Pirataria de qualquer coisa, por enquanto, é roubo sim, não importa a motivação. Mas, e há sem muitos "mases" em tudo nesta vida, há coisas que são inexoráveis. A indústria que hoje reclama da pirataria de filmes e música, por exemplo, não é ela mesma a responsável pela criação dos elementos que formam o cenário perfeito para as supostas falcatruas? Sempre cito estes dois exemplos a Sony e o tal do valor agregado dos marqueteiros.
A Sony produz aparelhos de gravação de CDs e DVDs. Produz tocadores de MP3 também. Paradoxalmente, a Sony é também gravadora-produtora de músicas, filmes e seriados que, por certo, não gosta de ver copiados. Fica uma coisa bem esquizofrênica. "Olha, compra aqui meu gravador mas, por favor, só o use com os produtos dos outros, tá. Com o meu não".
Já os marqueteiros, não são eles mesmos que dizem que hoje em dia todos os produtos são iguais e que o que faz a diferença entre um e outro é o valor agregado e a percepção que o consumidor tem deles? E que por isso investem tanto em construção da marca, o tal branding? Oras, se são tão conhecedores da natureza humana para criarem marcas tão cobiçáveis... como não imaginar que as pessoas matarão por aquilo? Há algo de hipócrita no ar.
Concordar ou não com a pirataria, e defesa para um ou outro sempre há, é portanto, ao meu ver, irrelevante. Não há como conter seu avanço a não ser através da mudança dos modelos de cada um dos negócios reclamadamente prejudicados.
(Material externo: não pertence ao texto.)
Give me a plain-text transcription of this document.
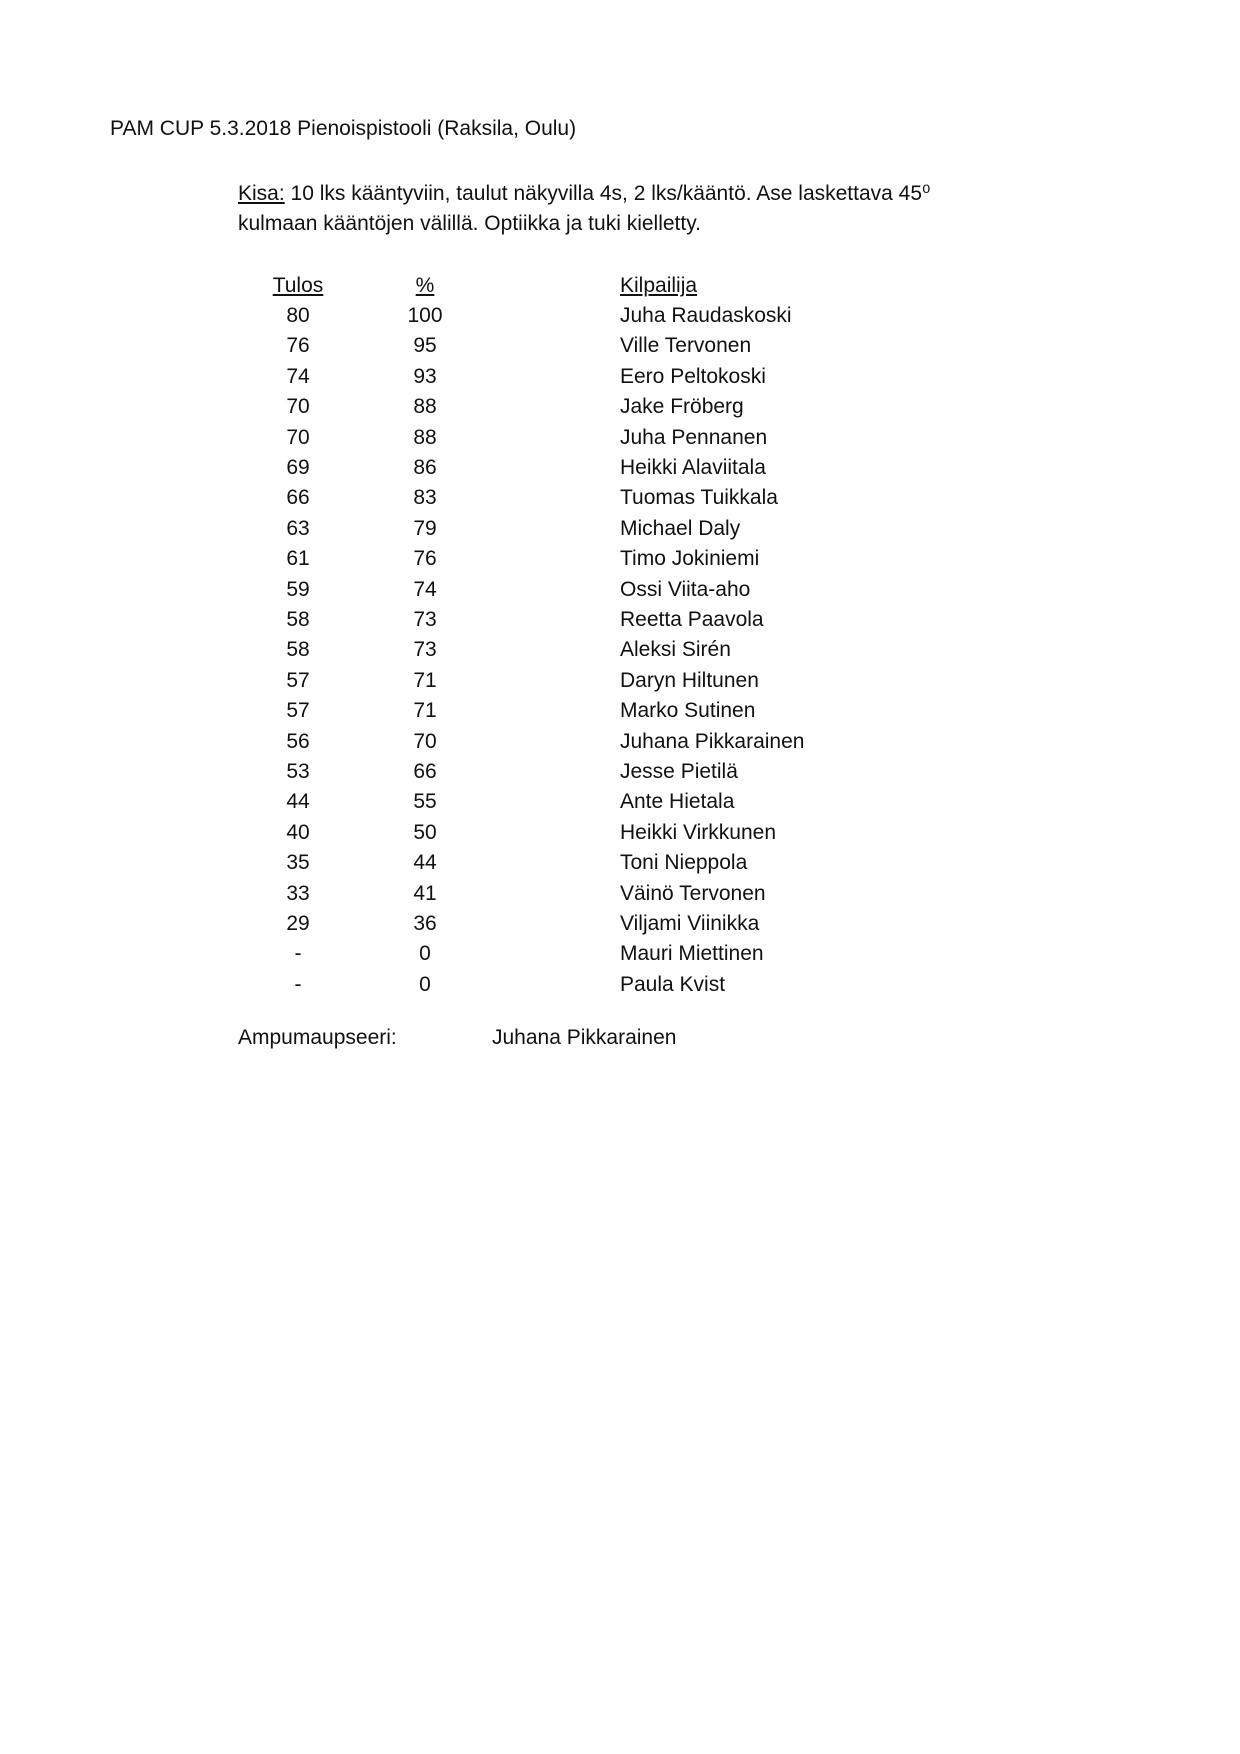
PAM CUP 5.3.2018 Pienoispistooli (Raksila, Oulu)
Kisa: 10 lks kääntyviin, taulut näkyvilla 4s, 2 lks/kääntö. Ase laskettava 45⁰
kulmaan kääntöjen välillä. Optiikka ja tuki kielletty.
Tulos	%		Kilpailija
80	100		Juha Raudaskoski
76	95		Ville Tervonen
74	93		Eero Peltokoski
70	88		Jake Fröberg
70	88		Juha Pennanen
69	86		Heikki Alaviitala
66	83		Tuomas Tuikkala
63	79		Michael Daly
61	76		Timo Jokiniemi
59	74		Ossi Viita-aho
58	73		Reetta Paavola
58	73		Aleksi Sirén
57	71		Daryn Hiltunen
57	71		Marko Sutinen
56	70		Juhana Pikkarainen
53	66		Jesse Pietilä
44	55		Ante Hietala
40	50		Heikki Virkkunen
35	44		Toni Nieppola
33	41		Väinö Tervonen
29	36		Viljami Viinikka
-	0		Mauri Miettinen
-	0		Paula Kvist
Ampumaupseeri:	Juhana Pikkarainen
A industria da música já definiu que as gravadoras virarão agentes de shows e que os músicos vão ganhar dinheiro em espetáculos, já que não há como conter a distribuição de seus registros (gravações) na internet. A indústria do software tem a alternativa Linux e mesmo a Microsoft começa a perceber que não há como conter o avanço da pirataria enquanto não baixar os preços. Na Tailândia (??) já existe uma versão Windows bem mais barata e por aqui o Office para estudantes virou Office "doméstico", com direito de uso em 3 computadores a menos de R$ 400. Parece que em breve rodará diretamente na net, como já faz o Google com uma suíte de escritório muito eficiente.
O setor de vestuário se vira lançando novas modas em ritmo frenético. O tênis Puma de outubro é bem diferente do de julho, o que deixa evidente que aquele modelo "ultrapassado" só pode ser de camelô. Os grandes laboratórios não sei o que fazem. Investem em marca e se custeiam cada um com sua meia dúzia de produtos top of mind, suponho.
A TV... bem... sugiro que Warner, Sony, HBO e afins passem a transmitir seus programas simultaneamente em todo mundo. Do jeito que está é duro combater a pirataria. Na última segunda-feira o Showtime tramsmitiu para os Estados Unidos o 11º episódio da terceira temporada do seriado Weeds. No Brasil está anunciado o início da mesma temporada somente em novembro. Detalhe, no dia seguinte à transmissão norte-americana o episódio já estava na net. E dois dias depois estava na net com legendas. Nem a Herbert Richards é tão eficiente.
Concluindo, não basta apelar para a consciência do público para conter a pirataria. É preciso adequar-se a ela quando não houver jeito, e superá-la, quando ainda for possível, com qualidade, agilidade e preço.
Luta árdua, pois. E seguramente mais de inteligência e estratégia do que policialesca.